The Michigan Chronicle, a Black newspaper based in Detroit, paraphrased his remarks as follows: “Nothing must come between the scientist and his field of research. There must be no prejudice; no tradition to perplex him; no vested interest to prevent his exploring every promising avenue he sees.”
Taylor rose to the top of his field despite facing challenges related to race. In Chicago, for example, he struggled for nearly a year to find a suitable home for himself and his wife. This was “a consequence of the extreme housing shortage in Chicago, particularly among [Black residents],” according to a 1944 letter sent from the director’s office at Clinton Laboratories (now Oak Ridge National Lab) to the Met Lab’s personnel director, Wayne W. Johnson.
Black publications often celebrated the work of scientists like Taylor who had contributed to the Manhattan Project, according to historian Vincent Intondi, a professor at Montgomery College in Maryland and the author of African Americans Against the Bomb: Nuclear Weapons, Colonialism and the Black Freedom Movement.
At the same time, however, Black writers and activists elsewhere questioned the implications of the development, testing and use of the bomb from the standpoint of race, Intondi said. They asked why so many federal resources were poured into nuclear armament while social inequality received less attention, and whether racism might factor into decisions about when to use the bombs in warfare.
Despite such questions, Black publications praised Taylor and other scientists for their work on the Manhattan Project, Intondi said: “They were described as geniuses of chemistry and physics … and the example of their outstanding work in these areas was used in Black newspapers to ask the question, ‘How can we not be treated as equals?’”
From star student to distinguished chemist
Born in the small town of Nymph, Alabama, in 1912, Taylor later moved to St.
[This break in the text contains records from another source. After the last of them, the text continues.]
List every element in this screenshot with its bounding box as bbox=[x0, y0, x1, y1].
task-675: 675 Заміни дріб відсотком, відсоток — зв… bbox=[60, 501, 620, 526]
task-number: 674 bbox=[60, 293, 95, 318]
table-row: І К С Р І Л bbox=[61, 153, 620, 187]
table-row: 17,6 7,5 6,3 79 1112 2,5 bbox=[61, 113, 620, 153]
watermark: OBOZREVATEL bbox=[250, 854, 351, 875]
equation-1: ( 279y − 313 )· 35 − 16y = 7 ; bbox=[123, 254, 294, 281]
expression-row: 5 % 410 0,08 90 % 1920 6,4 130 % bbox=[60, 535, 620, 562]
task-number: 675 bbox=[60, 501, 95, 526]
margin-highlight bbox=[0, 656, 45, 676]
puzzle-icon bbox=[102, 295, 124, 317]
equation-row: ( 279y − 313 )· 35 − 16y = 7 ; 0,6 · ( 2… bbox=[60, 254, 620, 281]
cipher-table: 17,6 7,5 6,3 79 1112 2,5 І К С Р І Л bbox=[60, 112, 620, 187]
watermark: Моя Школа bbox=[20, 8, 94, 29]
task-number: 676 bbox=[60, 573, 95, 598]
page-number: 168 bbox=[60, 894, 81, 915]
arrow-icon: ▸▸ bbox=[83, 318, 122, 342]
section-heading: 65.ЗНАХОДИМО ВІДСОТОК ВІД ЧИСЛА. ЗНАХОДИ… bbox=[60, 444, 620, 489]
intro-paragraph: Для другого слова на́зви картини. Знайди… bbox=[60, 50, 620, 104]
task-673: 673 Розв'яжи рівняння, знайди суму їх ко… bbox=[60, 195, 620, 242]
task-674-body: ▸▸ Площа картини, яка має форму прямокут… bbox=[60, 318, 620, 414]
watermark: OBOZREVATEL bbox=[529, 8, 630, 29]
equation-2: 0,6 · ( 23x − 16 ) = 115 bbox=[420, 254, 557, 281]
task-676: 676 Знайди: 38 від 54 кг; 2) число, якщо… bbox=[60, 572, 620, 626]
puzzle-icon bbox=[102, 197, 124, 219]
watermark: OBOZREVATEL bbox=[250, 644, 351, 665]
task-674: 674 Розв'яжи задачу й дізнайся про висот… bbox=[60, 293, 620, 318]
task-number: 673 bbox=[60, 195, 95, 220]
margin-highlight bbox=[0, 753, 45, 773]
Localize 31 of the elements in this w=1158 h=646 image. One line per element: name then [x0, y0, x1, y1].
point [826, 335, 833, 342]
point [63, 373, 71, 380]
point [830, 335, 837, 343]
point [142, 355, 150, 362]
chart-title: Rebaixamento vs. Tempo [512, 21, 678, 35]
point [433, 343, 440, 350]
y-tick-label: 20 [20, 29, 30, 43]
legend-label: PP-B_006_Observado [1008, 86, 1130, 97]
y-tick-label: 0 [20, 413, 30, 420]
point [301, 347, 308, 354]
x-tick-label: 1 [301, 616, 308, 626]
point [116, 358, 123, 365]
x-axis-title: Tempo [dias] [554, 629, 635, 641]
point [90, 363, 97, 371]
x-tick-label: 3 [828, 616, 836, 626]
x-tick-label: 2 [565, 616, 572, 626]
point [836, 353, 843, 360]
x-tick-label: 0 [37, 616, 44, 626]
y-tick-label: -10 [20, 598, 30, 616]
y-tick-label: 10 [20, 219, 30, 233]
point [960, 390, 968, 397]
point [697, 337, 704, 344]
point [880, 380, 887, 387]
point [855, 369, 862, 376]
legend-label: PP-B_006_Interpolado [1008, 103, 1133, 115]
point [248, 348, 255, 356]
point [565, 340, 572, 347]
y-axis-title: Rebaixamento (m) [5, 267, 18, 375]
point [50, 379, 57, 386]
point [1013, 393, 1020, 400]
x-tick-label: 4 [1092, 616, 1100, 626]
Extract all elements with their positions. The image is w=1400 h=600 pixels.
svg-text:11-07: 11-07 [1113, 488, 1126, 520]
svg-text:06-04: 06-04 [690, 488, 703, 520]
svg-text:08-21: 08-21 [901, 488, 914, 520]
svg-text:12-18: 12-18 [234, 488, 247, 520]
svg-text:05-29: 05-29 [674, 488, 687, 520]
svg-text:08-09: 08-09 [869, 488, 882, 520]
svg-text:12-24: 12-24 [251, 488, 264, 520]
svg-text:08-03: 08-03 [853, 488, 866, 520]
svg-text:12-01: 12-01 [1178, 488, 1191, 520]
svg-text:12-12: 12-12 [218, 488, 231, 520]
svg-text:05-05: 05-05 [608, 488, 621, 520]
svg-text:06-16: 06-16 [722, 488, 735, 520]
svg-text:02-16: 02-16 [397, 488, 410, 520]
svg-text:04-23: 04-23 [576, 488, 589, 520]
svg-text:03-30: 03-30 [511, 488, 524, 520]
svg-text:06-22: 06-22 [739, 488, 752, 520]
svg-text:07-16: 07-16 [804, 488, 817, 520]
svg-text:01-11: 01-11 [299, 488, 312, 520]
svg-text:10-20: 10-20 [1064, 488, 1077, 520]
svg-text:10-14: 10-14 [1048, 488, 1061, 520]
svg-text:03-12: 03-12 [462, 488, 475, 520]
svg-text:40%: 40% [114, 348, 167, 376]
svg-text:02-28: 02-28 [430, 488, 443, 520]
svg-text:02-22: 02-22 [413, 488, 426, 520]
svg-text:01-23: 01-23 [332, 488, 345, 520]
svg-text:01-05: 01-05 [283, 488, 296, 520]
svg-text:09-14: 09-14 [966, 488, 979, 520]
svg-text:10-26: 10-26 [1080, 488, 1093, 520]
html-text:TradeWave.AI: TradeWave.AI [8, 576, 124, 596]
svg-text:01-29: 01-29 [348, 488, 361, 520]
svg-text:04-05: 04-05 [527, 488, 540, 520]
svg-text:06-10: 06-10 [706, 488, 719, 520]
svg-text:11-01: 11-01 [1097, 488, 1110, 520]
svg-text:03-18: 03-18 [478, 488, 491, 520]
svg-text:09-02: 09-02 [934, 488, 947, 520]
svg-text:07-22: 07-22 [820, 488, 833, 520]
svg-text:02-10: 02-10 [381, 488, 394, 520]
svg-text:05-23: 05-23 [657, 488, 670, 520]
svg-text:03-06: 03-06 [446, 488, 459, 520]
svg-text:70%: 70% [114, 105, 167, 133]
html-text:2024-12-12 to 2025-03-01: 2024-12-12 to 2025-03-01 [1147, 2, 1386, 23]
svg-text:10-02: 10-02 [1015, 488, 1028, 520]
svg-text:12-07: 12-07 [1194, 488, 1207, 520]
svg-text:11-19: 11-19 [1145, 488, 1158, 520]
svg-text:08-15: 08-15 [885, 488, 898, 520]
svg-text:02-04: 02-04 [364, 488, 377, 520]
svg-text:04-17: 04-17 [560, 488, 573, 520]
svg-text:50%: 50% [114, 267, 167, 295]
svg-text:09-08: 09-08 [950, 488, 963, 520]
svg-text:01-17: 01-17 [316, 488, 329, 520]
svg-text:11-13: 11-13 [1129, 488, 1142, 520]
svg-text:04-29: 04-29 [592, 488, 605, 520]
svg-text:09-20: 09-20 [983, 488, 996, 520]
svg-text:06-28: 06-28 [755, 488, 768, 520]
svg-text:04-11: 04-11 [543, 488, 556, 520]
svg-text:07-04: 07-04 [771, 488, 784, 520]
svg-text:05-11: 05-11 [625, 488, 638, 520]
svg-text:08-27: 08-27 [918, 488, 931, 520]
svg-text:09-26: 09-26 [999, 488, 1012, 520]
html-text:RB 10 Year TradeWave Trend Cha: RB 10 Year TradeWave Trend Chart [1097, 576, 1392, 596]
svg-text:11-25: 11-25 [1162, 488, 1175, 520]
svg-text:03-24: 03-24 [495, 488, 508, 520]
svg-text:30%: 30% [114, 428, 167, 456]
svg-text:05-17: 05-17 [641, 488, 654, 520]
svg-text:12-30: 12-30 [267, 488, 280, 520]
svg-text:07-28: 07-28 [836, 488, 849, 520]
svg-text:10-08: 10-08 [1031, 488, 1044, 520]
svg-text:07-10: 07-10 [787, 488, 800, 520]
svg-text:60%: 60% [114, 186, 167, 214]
Louis, where he attended Sumner High School, a segregated school for Black students named after abolitionist and former U.S. Sen. Charles Sumner. He graduated as his high school’s salutatorian and went on to graduate summa cum laude in 1935 as the top student at Lincoln University, a historically Black university in Jefferson City, Missouri, founded by Black Civil War veterans in 1866.
Taylor then came to UChicago, where he studied with chemists Anton Burg, Herbert Brown and Prof. Hermann Schlesinger. Burg later chaired the chemistry department at the University of Southern California, and Brown became a professor at Purdue University, winning a Nobel Prize in Chemistry in 1979 for his investigation of boron compounds, a subfield in which he had published with Taylor early in their careers.
When Taylor eventually published his chemistry textbook First Principles of Chemistry in 1960, he dedicated it to Schlesinger (“who taught me”); his father, Herbert Taylor (“who believed in me”); and his wife Vivian Taylor (“who worked with me”). Vivian is also acknowledged in the textbook for having typed the 688-page manuscript.
Taylor retained an affiliation with Lincoln University during his graduate studies at UChicago, teaching and conducting research on the Jefferson City campus until 1941, when he began to live in Chicago full-time. Upon completing his Ph.D. in 1943, Taylor was re-hired at Lincoln. However, before he had a chance to start in a full-time job at his alma mater, the Metallurgical Laboratory tapped him to work as an associate chemist for two more years.